Après d'intenses préparatifs, le Bureau astronomique impérial calcula que le jour propice serait dans trois mois. À la demande de Jun Yifeng, le ministère des Rites organisa la cérémonie de Fengshan selon le protocole en vigueur pour les empereurs et les impératrices.
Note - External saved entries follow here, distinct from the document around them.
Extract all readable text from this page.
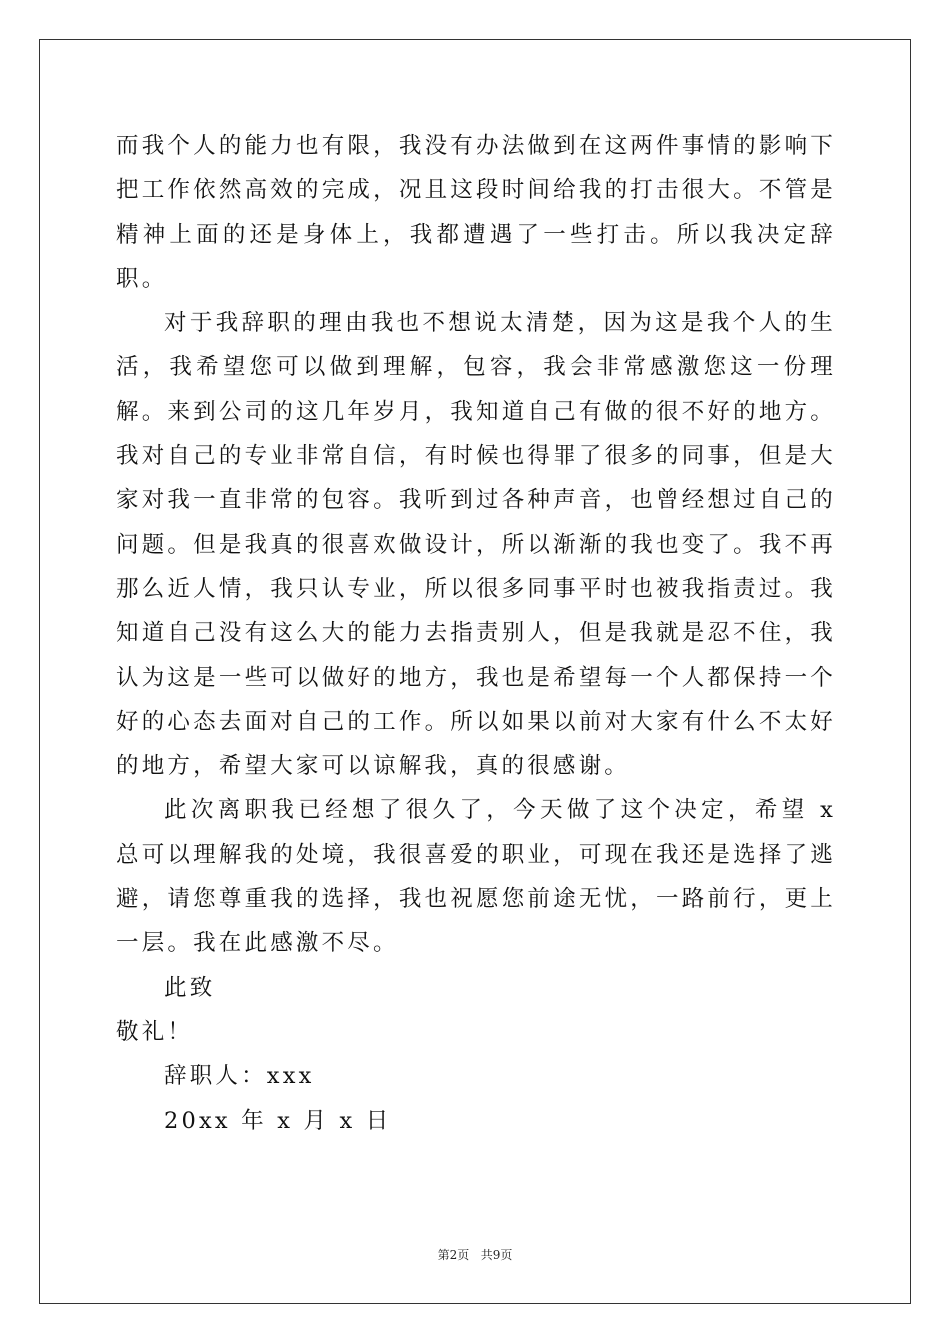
而我个人的能力也有限，我没有办法做到在这两件事情的影响下把工作依然高效的完成，况且这段时间给我的打击很大。不管是精神上面的还是身体上，我都遭遇了一些打击。所以我决定辞职。

对于我辞职的理由我也不想说太清楚，因为这是我个人的生活，我希望您可以做到理解，包容，我会非常感激您这一份理解。来到公司的这几年岁月，我知道自己有做的很不好的地方。我对自己的专业非常自信，有时候也得罪了很多的同事，但是大家对我一直非常的包容。我听到过各种声音，也曾经想过自己的问题。但是我真的很喜欢做设计，所以渐渐的我也变了。我不再那么近人情，我只认专业，所以很多同事平时也被我指责过。我知道自己没有这么大的能力去指责别人，但是我就是忍不住，我认为这是一些可以做好的地方，我也是希望每一个人都保持一个好的心态去面对自己的工作。所以如果以前对大家有什么不太好的地方，希望大家可以谅解我，真的很感谢。

此次离职我已经想了很久了，今天做了这个决定，希望 x 总可以理解我的处境，我很喜爱的职业，可现在我还是选择了逃避，请您尊重我的选择，我也祝愿您前途无忧，一路前行，更上一层。我在此感激不尽。

此致

敬礼！

辞职人：xxx

20xx 年 x 月 x 日

第2页 共9页
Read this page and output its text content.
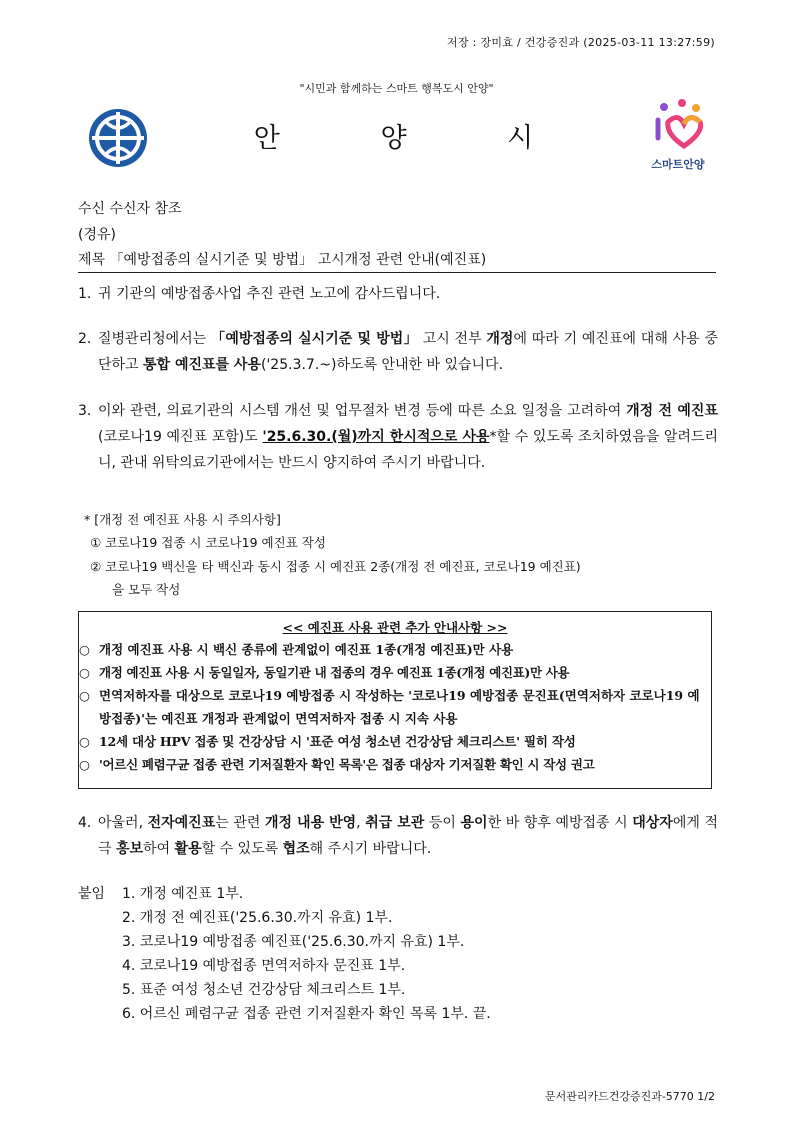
저장 : 장미효 / 건강증진과 (2025-03-11 13:27:59)
"시민과 함께하는 스마트 행복도시 안양"
안 양 시
스마트안양
수신 수신자 참조
(경유)
제목 「예방접종의 실시기준 및 방법」 고시개정 관련 안내(예진표)
1. 귀 기관의 예방접종사업 추진 관련 노고에 감사드립니다.
2. 질병관리청에서는 「예방접종의 실시기준 및 방법」 고시 전부 개정에 따라 기 예진표에 대해 사용 중단하고 통합 예진표를 사용('25.3.7.~)하도록 안내한 바 있습니다.
3. 이와 관련, 의료기관의 시스템 개선 및 업무절차 변경 등에 따른 소요 일정을 고려하여 개정 전 예진표(코로나19 예진표 포함)도 '25.6.30.(월)까지 한시적으로 사용*할 수 있도록 조치하였음을 알려드리니, 관내 위탁의료기관에서는 반드시 양지하여 주시기 바랍니다.
* [개정 전 예진표 사용 시 주의사항]
① 코로나19 접종 시 코로나19 예진표 작성
② 코로나19 백신을 타 백신과 동시 접종 시 예진표 2종(개정 전 예진표, 코로나19 예진표)
을 모두 작성
<< 예진표 사용 관련 추가 안내사항 >>
○ 개정 예진표 사용 시 백신 종류에 관계없이 예진표 1종(개정 예진표)만 사용
○ 개정 예진표 사용 시 동일일자, 동일기관 내 접종의 경우 예진표 1종(개정 예진표)만 사용
○ 면역저하자를 대상으로 코로나19 예방접종 시 작성하는 '코로나19 예방접종 문진표(면역저하자 코로나19 예방접종)'는 예진표 개정과 관계없이 면역저하자 접종 시 지속 사용
○ 12세 대상 HPV 접종 및 건강상담 시 '표준 여성 청소년 건강상담 체크리스트' 필히 작성
○ '어르신 폐렴구균 접종 관련 기저질환자 확인 목록'은 접종 대상자 기저질환 확인 시 작성 권고
4. 아울러, 전자예진표는 관련 개정 내용 반영, 취급 보관 등이 용이한 바 향후 예방접종 시 대상자에게 적극 홍보하여 활용할 수 있도록 협조해 주시기 바랍니다.
붙임 1. 개정 예진표 1부.
2. 개정 전 예진표('25.6.30.까지 유효) 1부.
3. 코로나19 예방접종 예진표('25.6.30.까지 유효) 1부.
4. 코로나19 예방접종 면역저하자 문진표 1부.
5. 표준 여성 청소년 건강상담 체크리스트 1부.
6. 어르신 폐렴구균 접종 관련 기저질환자 확인 목록 1부. 끝.
문서관리카드건강증진과-5770 1/2
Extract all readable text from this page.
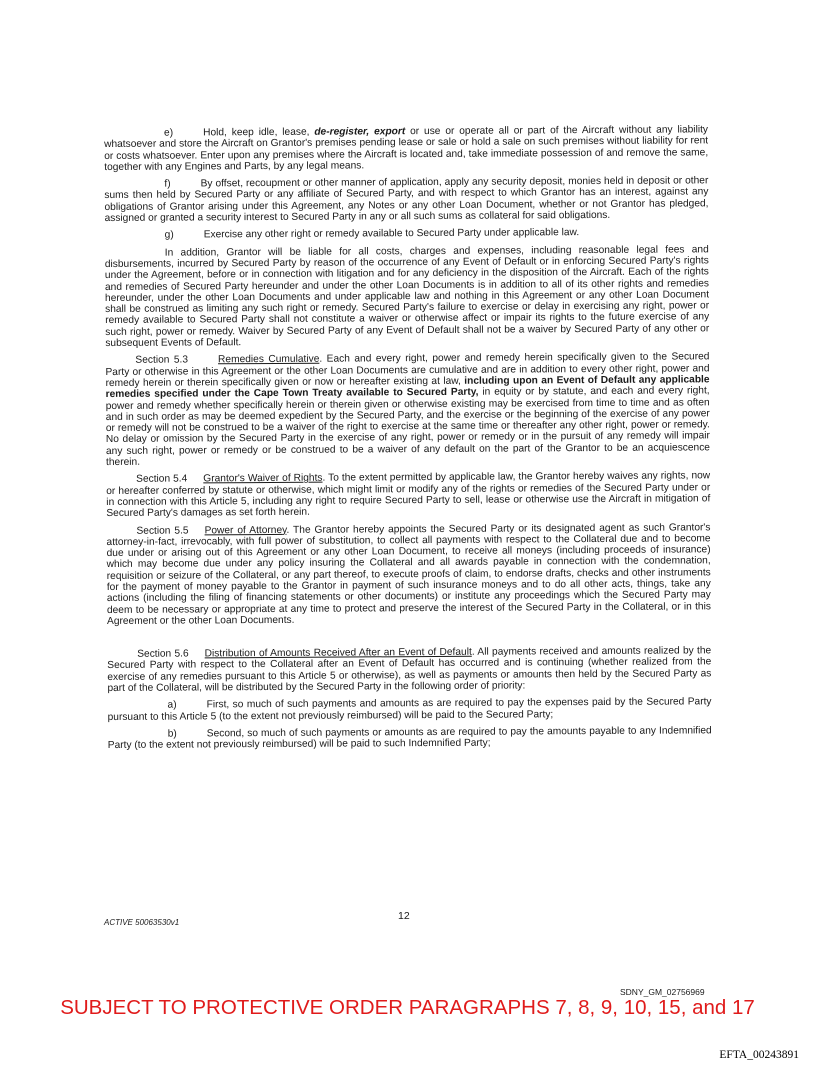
e)	Hold, keep idle, lease, de-register, export or use or operate all or part of the Aircraft without any liability whatsoever and store the Aircraft on Grantor's premises pending lease or sale or hold a sale on such premises without liability for rent or costs whatsoever. Enter upon any premises where the Aircraft is located and, take immediate possession of and remove the same, together with any Engines and Parts, by any legal means.

f)	By offset, recoupment or other manner of application, apply any security deposit, monies held in deposit or other sums then held by Secured Party or any affiliate of Secured Party, and with respect to which Grantor has an interest, against any obligations of Grantor arising under this Agreement, any Notes or any other Loan Document, whether or not Grantor has pledged, assigned or granted a security interest to Secured Party in any or all such sums as collateral for said obligations.

g)	Exercise any other right or remedy available to Secured Party under applicable law.

In addition, Grantor will be liable for all costs, charges and expenses, including reasonable legal fees and disbursements, incurred by Secured Party by reason of the occurrence of any Event of Default or in enforcing Secured Party's rights under the Agreement, before or in connection with litigation and for any deficiency in the disposition of the Aircraft. Each of the rights and remedies of Secured Party hereunder and under the other Loan Documents is in addition to all of its other rights and remedies hereunder, under the other Loan Documents and under applicable law and nothing in this Agreement or any other Loan Document shall be construed as limiting any such right or remedy. Secured Party's failure to exercise or delay in exercising any right, power or remedy available to Secured Party shall not constitute a waiver or otherwise affect or impair its rights to the future exercise of any such right, power or remedy. Waiver by Secured Party of any Event of Default shall not be a waiver by Secured Party of any other or subsequent Events of Default.

Section 5.3	Remedies Cumulative. Each and every right, power and remedy herein specifically given to the Secured Party or otherwise in this Agreement or the other Loan Documents are cumulative and are in addition to every other right, power and remedy herein or therein specifically given or now or hereafter existing at law, including upon an Event of Default any applicable remedies specified under the Cape Town Treaty available to Secured Party, in equity or by statute, and each and every right, power and remedy whether specifically herein or therein given or otherwise existing may be exercised from time to time and as often and in such order as may be deemed expedient by the Secured Party, and the exercise or the beginning of the exercise of any power or remedy will not be construed to be a waiver of the right to exercise at the same time or thereafter any other right, power or remedy. No delay or omission by the Secured Party in the exercise of any right, power or remedy or in the pursuit of any remedy will impair any such right, power or remedy or be construed to be a waiver of any default on the part of the Grantor to be an acquiescence therein.

Section 5.4 Grantor's Waiver of Rights. To the extent permitted by applicable law, the Grantor hereby waives any rights, now or hereafter conferred by statute or otherwise, which might limit or modify any of the rights or remedies of the Secured Party under or in connection with this Article 5, including any right to require Secured Party to sell, lease or otherwise use the Aircraft in mitigation of Secured Party's damages as set forth herein.

Section 5.5 Power of Attorney. The Grantor hereby appoints the Secured Party or its designated agent as such Grantor's attorney-in-fact, irrevocably, with full power of substitution, to collect all payments with respect to the Collateral due and to become due under or arising out of this Agreement or any other Loan Document, to receive all moneys (including proceeds of insurance) which may become due under any policy insuring the Collateral and all awards payable in connection with the condemnation, requisition or seizure of the Collateral, or any part thereof, to execute proofs of claim, to endorse drafts, checks and other instruments for the payment of money payable to the Grantor in payment of such insurance moneys and to do all other acts, things, take any actions (including the filing of financing statements or other documents) or institute any proceedings which the Secured Party may deem to be necessary or appropriate at any time to protect and preserve the interest of the Secured Party in the Collateral, or in this Agreement or the other Loan Documents.

Section 5.6 Distribution of Amounts Received After an Event of Default. All payments received and amounts realized by the Secured Party with respect to the Collateral after an Event of Default has occurred and is continuing (whether realized from the exercise of any remedies pursuant to this Article 5 or otherwise), as well as payments or amounts then held by the Secured Party as part of the Collateral, will be distributed by the Secured Party in the following order of priority:

a)	First, so much of such payments and amounts as are required to pay the expenses paid by the Secured Party pursuant to this Article 5 (to the extent not previously reimbursed) will be paid to the Secured Party;

b)	Second, so much of such payments or amounts as are required to pay the amounts payable to any Indemnified Party (to the extent not previously reimbursed) will be paid to such Indemnified Party;

12
ACTIVE 50063530v1
SDNY_GM_02756969
SUBJECT TO PROTECTIVE ORDER PARAGRAPHS 7, 8, 9, 10, 15, and 17
EFTA_00243891
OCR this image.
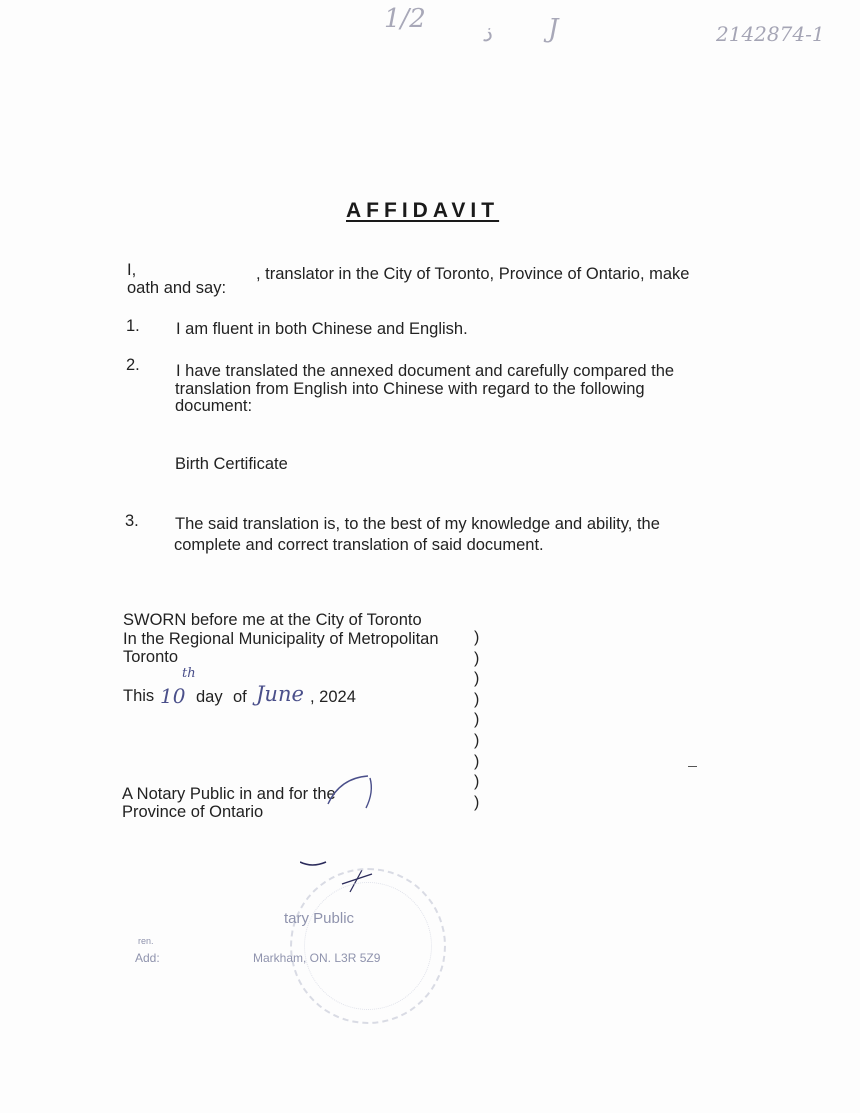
1/2
ذ J	2142874-1
AFFIDAVIT
I,	, translator in the City of Toronto, Province of Ontario, make
oath and say:
1. I am fluent in both Chinese and English.
2. I have translated the annexed document and carefully compared the
translation from English into Chinese with regard to the following
document:
Birth Certificate
3. The said translation is, to the best of my knowledge and ability, the
complete and correct translation of said document.
SWORN before me at the City of Toronto
In the Regional Municipality of Metropolitan
Toronto
This 10
th
day of June , 2024
)
)
)
)
)
)
)
)
)
A Notary Public in and for the
Province of Ontario
tary Public
ren.
Add:	Markham, ON. L3R 5Z9
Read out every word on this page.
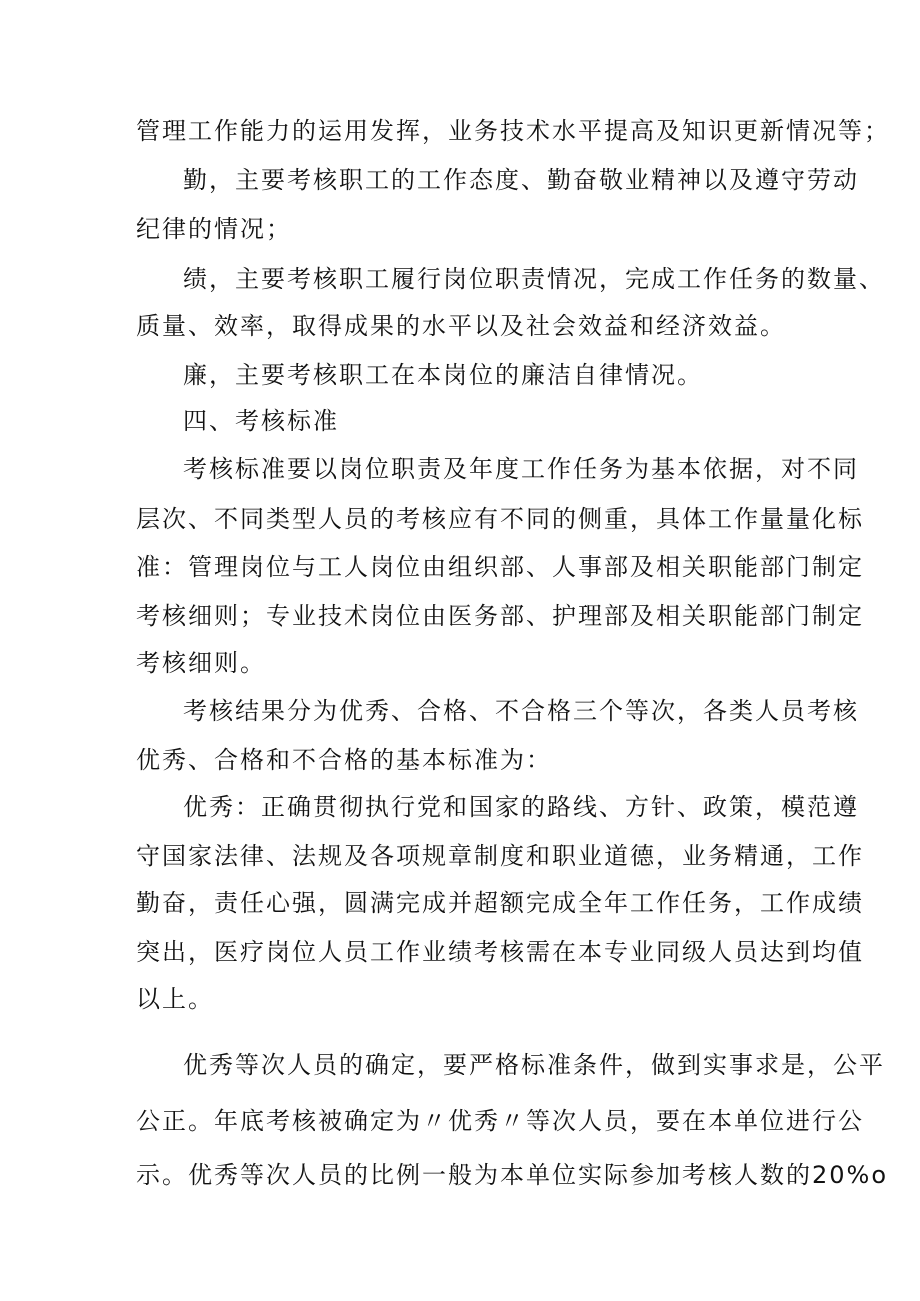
管理工作能力的运用发挥，业务技术水平提高及知识更新情况等；
勤，主要考核职工的工作态度、勤奋敬业精神以及遵守劳动
纪律的情况；
绩，主要考核职工履行岗位职责情况，完成工作任务的数量、
质量、效率，取得成果的水平以及社会效益和经济效益。
廉，主要考核职工在本岗位的廉洁自律情况。
四、考核标准
考核标准要以岗位职责及年度工作任务为基本依据，对不同
层次、不同类型人员的考核应有不同的侧重，具体工作量量化标
准：管理岗位与工人岗位由组织部、人事部及相关职能部门制定
考核细则；专业技术岗位由医务部、护理部及相关职能部门制定
考核细则。
考核结果分为优秀、合格、不合格三个等次，各类人员考核
优秀、合格和不合格的基本标准为：
优秀：正确贯彻执行党和国家的路线、方针、政策，模范遵
守国家法律、法规及各项规章制度和职业道德，业务精通，工作
勤奋，责任心强，圆满完成并超额完成全年工作任务，工作成绩
突出，医疗岗位人员工作业绩考核需在本专业同级人员达到均值
以上。
优秀等次人员的确定，要严格标准条件，做到实事求是，公平
公正。年底考核被确定为〃优秀〃等次人员，要在本单位进行公
示。优秀等次人员的比例一般为本单位实际参加考核人数的20%o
Sur la plateforme Fengshan du mont Tai, après trois jours et trois nuits de jeûne et de bains rituels, Qingluan s'agenouilla derrière Jun Yifeng, priant en silence pour la paix et la prospérité du royaume, et pour que le peuple vive dans le bonheur et la sérénité. Elle contempla avec respect la silhouette de Jun Yifeng qui s'éloignait. Ce grand roi avait enfin exaucé son vœu le plus cher, comblant les attentes de son maître et de son oncle. Il mènerait assurément le royaume vers la prospérité et serait vénéré de tous ! Au pied de la montagne, toute la cour attendait son roi avec fierté, baignée dans une atmosphère de joie. Une nouvelle ère allait commencer !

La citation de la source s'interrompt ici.